Foto do escritor: Redação Redação

Confira a Crônica da semana da Academia de Letras dos Campos Gerais: "Palavras em fuga"

Com um ano de idade, ou pouco mais, as crianças começam a balbuciar as primeiras palavras. É o início da fala, da comunicação oral que as levará ao domínio da linguagem materna. Expectativa dos pais para saber o que elas falarão antes: mamãe ou papai. É característica das meninas falar muito mais do que os meninos, é científico. Às vezes são chamadas pejorativamente de gralhas ou metralhadoras.
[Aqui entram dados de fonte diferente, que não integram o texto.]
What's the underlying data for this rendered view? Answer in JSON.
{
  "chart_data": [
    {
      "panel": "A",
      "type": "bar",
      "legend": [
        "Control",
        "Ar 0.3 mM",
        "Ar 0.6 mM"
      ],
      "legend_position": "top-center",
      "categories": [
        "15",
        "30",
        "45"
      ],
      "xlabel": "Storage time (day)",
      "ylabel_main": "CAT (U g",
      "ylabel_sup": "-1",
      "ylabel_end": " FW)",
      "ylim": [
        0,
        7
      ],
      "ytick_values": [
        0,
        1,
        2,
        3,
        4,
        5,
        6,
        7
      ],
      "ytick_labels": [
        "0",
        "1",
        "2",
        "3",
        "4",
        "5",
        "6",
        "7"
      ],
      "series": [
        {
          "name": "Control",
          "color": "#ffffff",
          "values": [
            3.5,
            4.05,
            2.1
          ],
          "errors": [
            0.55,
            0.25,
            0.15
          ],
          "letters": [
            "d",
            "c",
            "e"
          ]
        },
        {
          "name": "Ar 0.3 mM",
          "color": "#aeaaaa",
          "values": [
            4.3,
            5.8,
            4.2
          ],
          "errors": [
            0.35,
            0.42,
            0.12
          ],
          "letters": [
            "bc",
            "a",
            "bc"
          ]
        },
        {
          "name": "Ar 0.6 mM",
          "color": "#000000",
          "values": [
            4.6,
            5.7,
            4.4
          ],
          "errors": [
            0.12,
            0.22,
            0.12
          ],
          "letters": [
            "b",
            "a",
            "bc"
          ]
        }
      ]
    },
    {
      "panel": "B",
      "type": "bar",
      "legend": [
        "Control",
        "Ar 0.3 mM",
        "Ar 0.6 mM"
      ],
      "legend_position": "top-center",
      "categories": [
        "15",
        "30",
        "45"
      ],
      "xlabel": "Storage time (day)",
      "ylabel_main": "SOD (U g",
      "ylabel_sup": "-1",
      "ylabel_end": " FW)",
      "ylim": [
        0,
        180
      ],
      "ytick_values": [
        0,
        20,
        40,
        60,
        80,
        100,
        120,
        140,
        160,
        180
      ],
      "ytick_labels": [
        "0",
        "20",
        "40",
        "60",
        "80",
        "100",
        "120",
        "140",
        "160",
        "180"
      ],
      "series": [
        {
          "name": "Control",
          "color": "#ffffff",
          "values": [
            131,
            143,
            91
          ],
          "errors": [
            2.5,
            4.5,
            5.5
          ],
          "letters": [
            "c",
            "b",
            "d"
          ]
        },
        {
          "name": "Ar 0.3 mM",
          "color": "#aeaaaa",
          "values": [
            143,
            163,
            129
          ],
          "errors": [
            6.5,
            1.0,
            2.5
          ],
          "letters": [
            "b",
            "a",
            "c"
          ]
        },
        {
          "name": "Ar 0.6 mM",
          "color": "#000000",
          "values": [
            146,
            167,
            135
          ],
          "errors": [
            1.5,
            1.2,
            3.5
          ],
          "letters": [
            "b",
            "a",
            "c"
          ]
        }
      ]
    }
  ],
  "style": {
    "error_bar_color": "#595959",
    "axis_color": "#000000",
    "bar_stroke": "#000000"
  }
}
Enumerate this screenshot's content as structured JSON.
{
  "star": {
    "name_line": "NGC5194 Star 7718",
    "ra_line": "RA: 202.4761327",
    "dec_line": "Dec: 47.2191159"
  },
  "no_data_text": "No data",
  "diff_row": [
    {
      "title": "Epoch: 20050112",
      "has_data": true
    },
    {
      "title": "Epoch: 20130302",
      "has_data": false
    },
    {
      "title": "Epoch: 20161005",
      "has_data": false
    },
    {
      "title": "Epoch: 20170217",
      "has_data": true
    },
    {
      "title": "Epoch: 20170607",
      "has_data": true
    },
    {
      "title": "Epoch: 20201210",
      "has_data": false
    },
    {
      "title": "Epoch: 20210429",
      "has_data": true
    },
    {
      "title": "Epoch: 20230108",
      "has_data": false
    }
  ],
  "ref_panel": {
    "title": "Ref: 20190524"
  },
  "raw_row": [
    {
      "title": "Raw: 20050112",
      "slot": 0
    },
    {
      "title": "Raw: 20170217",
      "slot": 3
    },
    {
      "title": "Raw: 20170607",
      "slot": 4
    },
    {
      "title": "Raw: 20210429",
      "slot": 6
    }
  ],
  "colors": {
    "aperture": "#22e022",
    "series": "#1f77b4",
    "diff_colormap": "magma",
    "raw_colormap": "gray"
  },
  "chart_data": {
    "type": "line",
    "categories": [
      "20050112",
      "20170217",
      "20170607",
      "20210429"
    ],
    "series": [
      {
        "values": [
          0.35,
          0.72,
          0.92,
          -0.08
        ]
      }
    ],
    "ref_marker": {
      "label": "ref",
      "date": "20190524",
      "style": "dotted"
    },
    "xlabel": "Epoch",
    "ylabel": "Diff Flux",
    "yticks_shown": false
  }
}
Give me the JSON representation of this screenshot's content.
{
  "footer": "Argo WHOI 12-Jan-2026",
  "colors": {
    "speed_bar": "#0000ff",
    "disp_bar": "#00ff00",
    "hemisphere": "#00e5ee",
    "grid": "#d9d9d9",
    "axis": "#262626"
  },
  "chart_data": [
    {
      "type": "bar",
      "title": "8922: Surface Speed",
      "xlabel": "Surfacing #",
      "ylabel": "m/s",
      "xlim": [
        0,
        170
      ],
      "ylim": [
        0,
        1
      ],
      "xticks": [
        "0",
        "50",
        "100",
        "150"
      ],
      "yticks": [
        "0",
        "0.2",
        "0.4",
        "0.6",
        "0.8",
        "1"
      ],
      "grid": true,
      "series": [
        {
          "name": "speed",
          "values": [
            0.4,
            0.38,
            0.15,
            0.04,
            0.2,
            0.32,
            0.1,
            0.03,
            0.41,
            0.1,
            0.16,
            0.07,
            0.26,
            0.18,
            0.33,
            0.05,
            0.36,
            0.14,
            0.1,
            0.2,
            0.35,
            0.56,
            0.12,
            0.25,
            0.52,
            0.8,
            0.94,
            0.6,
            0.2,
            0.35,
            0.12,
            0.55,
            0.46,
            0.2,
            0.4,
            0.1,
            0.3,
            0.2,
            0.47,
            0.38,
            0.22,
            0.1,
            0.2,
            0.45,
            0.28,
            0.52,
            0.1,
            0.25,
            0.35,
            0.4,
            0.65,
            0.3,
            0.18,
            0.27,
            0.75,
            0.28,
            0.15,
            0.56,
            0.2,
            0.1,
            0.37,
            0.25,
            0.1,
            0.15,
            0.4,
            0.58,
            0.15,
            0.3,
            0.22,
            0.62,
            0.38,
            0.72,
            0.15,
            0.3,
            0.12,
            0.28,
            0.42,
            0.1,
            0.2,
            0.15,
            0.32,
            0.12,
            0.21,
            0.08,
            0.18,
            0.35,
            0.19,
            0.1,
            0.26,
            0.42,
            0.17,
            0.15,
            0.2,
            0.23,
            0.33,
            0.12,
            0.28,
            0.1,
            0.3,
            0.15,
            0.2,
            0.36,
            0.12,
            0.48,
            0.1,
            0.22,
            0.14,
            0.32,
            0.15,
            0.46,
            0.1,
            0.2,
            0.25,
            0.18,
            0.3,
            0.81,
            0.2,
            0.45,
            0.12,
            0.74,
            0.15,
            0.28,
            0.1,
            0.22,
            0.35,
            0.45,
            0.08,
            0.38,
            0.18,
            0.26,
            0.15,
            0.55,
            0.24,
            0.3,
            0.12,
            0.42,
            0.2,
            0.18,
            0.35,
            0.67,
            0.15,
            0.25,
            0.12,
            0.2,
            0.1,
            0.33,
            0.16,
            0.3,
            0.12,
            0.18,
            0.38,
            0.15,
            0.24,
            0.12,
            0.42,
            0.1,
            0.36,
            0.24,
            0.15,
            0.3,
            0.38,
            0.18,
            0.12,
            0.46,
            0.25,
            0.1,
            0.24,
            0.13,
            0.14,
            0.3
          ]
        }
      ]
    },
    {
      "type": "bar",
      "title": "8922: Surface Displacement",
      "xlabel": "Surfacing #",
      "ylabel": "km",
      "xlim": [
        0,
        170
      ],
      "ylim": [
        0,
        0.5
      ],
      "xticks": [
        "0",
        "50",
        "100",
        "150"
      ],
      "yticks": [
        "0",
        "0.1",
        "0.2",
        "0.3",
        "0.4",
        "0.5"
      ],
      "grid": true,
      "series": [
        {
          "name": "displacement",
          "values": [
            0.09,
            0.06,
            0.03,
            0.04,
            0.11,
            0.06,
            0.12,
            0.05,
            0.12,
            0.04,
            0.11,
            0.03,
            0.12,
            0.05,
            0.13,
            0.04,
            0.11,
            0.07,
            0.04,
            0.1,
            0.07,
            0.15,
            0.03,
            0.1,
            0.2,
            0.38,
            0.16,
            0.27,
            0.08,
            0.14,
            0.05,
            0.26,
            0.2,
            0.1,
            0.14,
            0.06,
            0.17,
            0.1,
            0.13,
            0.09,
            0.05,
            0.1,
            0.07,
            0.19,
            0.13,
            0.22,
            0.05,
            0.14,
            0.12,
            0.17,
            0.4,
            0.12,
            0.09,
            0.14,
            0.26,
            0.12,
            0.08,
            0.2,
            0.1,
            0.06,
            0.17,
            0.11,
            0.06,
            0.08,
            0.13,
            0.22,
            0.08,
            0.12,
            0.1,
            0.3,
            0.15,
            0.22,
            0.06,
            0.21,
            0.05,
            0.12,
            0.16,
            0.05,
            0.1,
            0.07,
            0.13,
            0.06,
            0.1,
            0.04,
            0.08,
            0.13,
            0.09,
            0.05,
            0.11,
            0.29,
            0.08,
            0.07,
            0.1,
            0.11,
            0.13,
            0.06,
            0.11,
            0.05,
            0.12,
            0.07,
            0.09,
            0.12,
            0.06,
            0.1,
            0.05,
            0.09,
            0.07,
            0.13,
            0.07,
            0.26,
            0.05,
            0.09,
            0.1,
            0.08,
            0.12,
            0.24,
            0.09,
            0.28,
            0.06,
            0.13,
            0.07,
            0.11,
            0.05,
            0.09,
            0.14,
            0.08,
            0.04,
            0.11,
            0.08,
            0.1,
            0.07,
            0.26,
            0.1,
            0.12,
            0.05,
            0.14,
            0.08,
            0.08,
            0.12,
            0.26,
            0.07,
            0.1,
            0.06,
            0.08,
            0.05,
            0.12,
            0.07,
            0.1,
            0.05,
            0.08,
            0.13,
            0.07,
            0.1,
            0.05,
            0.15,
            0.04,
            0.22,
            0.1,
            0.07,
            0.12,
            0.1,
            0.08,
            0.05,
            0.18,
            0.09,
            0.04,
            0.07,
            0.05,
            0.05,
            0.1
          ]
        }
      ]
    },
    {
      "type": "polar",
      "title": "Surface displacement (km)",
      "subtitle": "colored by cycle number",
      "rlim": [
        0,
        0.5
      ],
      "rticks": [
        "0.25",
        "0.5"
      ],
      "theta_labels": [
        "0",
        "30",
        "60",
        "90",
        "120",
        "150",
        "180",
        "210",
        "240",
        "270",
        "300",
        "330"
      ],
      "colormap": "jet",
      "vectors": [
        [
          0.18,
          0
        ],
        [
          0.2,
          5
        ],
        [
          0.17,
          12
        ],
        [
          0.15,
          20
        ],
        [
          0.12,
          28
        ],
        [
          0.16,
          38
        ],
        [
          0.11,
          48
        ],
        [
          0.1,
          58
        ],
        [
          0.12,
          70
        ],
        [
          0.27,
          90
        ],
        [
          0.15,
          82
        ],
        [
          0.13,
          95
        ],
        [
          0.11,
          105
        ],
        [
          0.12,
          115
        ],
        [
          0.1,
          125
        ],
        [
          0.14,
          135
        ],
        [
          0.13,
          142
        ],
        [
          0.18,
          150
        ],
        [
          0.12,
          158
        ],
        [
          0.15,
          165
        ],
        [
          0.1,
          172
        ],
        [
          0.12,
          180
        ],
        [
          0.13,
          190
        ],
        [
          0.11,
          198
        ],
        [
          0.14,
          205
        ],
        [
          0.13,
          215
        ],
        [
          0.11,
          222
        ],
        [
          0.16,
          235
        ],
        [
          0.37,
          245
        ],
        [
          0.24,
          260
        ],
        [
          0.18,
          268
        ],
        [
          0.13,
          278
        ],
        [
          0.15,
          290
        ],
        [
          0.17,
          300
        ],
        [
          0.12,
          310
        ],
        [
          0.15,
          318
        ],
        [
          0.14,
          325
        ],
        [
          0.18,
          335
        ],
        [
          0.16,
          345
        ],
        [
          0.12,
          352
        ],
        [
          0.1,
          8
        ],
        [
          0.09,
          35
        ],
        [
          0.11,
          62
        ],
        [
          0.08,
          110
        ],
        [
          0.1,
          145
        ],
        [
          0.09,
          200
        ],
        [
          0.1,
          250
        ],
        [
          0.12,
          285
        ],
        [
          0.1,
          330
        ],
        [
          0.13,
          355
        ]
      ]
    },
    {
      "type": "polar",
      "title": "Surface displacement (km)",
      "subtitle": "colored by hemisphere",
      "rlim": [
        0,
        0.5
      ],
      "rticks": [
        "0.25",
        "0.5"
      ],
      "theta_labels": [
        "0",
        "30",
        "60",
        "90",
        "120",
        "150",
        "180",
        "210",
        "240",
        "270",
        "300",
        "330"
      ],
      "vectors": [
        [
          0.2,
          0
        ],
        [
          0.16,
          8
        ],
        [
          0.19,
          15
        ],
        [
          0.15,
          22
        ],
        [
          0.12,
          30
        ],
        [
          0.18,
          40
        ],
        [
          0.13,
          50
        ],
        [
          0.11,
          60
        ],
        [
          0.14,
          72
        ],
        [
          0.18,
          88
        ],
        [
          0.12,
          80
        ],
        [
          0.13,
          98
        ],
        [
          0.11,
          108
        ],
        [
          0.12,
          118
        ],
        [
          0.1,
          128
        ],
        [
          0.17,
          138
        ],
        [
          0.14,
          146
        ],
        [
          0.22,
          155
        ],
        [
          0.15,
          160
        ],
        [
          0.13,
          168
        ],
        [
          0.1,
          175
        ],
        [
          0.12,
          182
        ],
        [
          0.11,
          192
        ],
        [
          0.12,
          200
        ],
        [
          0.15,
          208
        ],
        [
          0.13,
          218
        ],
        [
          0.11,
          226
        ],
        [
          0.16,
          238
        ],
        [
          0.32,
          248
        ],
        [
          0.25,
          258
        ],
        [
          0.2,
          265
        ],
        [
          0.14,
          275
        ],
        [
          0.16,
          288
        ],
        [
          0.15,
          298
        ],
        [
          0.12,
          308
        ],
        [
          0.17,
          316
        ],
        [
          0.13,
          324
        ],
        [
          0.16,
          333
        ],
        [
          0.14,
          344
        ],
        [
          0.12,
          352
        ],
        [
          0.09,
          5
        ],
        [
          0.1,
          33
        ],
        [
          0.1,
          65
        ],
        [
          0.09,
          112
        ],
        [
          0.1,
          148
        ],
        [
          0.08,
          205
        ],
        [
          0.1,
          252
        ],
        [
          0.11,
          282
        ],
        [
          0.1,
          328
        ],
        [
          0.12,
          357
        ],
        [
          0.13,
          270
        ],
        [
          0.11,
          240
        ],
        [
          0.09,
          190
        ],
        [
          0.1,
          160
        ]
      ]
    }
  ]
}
Segundo meus pais, eu fui precoce na oralidade. Era tagarela e as palavras brincavam comigo de lenço atrás, bom barqueiro e cantigas de roda no quintal da nossa casa, na Rua Júlia Lopes. Jorravam tanto verbalmente quanto na escrita, tinha facilidade nas redações escolares. E como eu falei! E como eu escrevi! Anos e anos falando e escrevendo, num casamento perfeito entre mim e as palavras.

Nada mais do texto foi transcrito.